Featuring on “Eternal Idol” &“Sabbath Stones” Also worked with Brian May who appeared on Tony’s solo album, “Back Where I Belong” That boasts the appearance of musicians such as Laurie Cottle, (Mike Oldfield, Alan Parsons Project), Nigel Glockler (Saxon), and Zac Starkey. (Ringo Star, The Who)
Tony’s career has spanned 33 years, beginning at 7 years old as a guitarist, but Tony’s voice has featured on some 26 albums, and has appeared with many other famed musicians, including one of his heroes, Jan Ackermann on the Forcefield album. And writing on the Blue Murder album “Valley of the Kings”. Tony has fronted 6 major world tours and endless numbers of other tours and shows with bands from Orion, to The Alliance, to Sabbath, and others, also fronting Cozy Powell’s Hammer for the European Tour of 93.
Tony has also worked in different areas of music with bands such as Musical Youth and Dexy’s Midnight Runners, and latterly receiving great acclaim for his work with M3 Classic Whitesnake, proving Tony to be one of the most versatile and reputable vocalists in the business. He now fronts his own band, and tours far and wide singing many of the songs he wrote with Sabbath and from his solo works.

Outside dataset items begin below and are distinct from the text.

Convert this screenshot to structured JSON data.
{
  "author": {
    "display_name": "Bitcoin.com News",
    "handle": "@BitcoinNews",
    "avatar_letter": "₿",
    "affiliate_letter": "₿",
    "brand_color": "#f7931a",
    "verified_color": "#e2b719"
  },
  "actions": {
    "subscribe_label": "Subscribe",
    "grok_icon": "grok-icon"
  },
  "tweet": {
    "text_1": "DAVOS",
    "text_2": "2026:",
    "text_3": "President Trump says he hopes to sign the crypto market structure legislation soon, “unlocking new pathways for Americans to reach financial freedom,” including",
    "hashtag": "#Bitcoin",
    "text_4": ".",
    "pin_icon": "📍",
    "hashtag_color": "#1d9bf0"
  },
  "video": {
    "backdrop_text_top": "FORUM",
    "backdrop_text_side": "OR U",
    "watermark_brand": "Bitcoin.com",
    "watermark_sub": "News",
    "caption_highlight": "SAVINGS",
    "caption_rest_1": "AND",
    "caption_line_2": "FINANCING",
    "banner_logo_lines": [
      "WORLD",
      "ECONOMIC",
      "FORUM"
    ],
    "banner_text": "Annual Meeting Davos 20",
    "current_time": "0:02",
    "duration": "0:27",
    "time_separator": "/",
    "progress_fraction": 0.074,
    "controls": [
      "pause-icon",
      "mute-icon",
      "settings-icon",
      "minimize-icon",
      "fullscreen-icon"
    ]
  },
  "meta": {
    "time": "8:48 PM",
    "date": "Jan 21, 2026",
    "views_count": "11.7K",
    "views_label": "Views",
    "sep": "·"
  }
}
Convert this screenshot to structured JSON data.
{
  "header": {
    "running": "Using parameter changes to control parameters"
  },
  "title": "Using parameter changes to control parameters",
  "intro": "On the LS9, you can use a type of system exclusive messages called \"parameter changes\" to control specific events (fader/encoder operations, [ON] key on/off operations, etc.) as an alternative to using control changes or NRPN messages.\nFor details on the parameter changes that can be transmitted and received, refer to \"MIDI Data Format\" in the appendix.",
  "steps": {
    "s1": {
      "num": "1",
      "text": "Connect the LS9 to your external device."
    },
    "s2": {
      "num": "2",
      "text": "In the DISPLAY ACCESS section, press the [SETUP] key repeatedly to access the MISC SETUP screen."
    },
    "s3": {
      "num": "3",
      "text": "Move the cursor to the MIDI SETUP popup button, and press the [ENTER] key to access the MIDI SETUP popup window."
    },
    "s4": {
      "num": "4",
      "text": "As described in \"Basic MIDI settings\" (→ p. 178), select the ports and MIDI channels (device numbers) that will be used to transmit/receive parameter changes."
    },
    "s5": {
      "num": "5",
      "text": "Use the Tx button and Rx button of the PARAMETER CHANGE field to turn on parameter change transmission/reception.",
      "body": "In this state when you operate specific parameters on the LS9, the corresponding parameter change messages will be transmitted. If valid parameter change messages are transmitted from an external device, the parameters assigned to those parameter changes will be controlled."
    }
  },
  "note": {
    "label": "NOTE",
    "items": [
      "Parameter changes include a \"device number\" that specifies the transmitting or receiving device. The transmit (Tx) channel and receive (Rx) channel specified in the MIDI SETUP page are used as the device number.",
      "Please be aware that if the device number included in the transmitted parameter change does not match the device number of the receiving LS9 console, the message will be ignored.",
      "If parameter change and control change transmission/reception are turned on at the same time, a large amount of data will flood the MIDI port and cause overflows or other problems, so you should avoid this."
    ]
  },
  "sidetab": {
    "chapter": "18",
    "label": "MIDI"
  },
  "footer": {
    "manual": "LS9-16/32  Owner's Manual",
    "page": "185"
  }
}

TONY MARTIN - BLACK SABBATH (1987–1991)
Birmingham-born singer Tony Martin (ex The Alliance) was brought in to re-record all of Gillen's original vocals on the Eternal Idol tapes, and the album was finally released. Though Tony "The Cat" Martin somewhat resembled Dio, Martin clearly had his own style.
After the recording of The Eternal Idol, most of the band quit Sabbath, leaving Iommi, Martin, and Nicholls to recruit bassist Jo Burt and former Clash drummer Terry Chimes for the short-lived 1987 Eternal Idol tour.
In 1988, Kerrang! Magazine ran a story that then Vegas-lounge singer Tom Jones had joined Tony Iommi and Bill Ward in Black Sabbath. This was revealed to be a hoax, possibly due to the fact that it was the April issue of the magazine (see April Fool) and during the shifting lineups of the 1980s, the Kerrang! staff seemed to enjoy poking fun at Black Sabbath as it then existed.
A degree of stability had returned to the Black Sabbath line-up by 1988 with the retention of Tony Martin and Geoff Nicholls and the addition of loyal drummer Cozy Powell, who replaced Terry Chimes. Powell, a legendary drummer, had success with his own band, as well as with Rainbow, Whitesnake, Emerson, Lake & Powell and many others. With respected session-player Laurence Cottle replacing Jo Burt, Sabbath released the critically acclaimed Headless Cross album in 1989, their most overtly 'Satanic' and occult-based album so far. An MTV video for the title track received considerable airplay, and was released to mostly positive reviews. After the Headless Cross sessions, Laurence Cottle was replaced by veteran bassist Neil Murray (a former bandmate of Cozy Powell's in Whitesnake). Sabbath released what many fans maintain is their finest album of the Martin era, Tyr in 1990. The group toured extensively throughout 1990 and 1991 to support the Tyr album.
Tony Martin reunion (1992–1997)
After the Dio debacle, Vinny Appice was replaced by former Rainbow drummer Bobby Rondinelli. Vocalist Tony Martin and keyboardist Geoff Nicholls returned to the band and Black Sabbath recorded Cross Purposes, and Cross Purposes Live, a CD and video combination, which was released in late 1994, after which Bobby Rondinelli left the group mid-tour. His replacement for the rest of the tour was, surprisingly, original Black Sabbath drummer Bill Ward. After the tour, both Ward and Butler parted ways with Iommi, Martin, and Nicholls.
Another reunion was on tap in 1995. This time the Tyr-era group would again join forces, as drummer Cozy Powell and bassist Neil Murray rejoined Iommi, Martin, and Nicholls for Forbidden. The album was produced by Ernie C of the pioneering rapcore group Body Count. To date, Forbidden remains Black Sabbath's last full-length studio album recorded by any line-up. After the recording of the album, Cozy Powell left again and was replaced for the tour by a returning Bobby Rondinelli.
In 1996, Castle Records outside the U.S. and Canada remastered and re-released Black Sabbath's catalogue on CD up through The Eternal Idol (1987), and a 1988–1995 compilation titled The Sabbath Stones was released to finish Tony Iommi's contract with I.R.S. Records.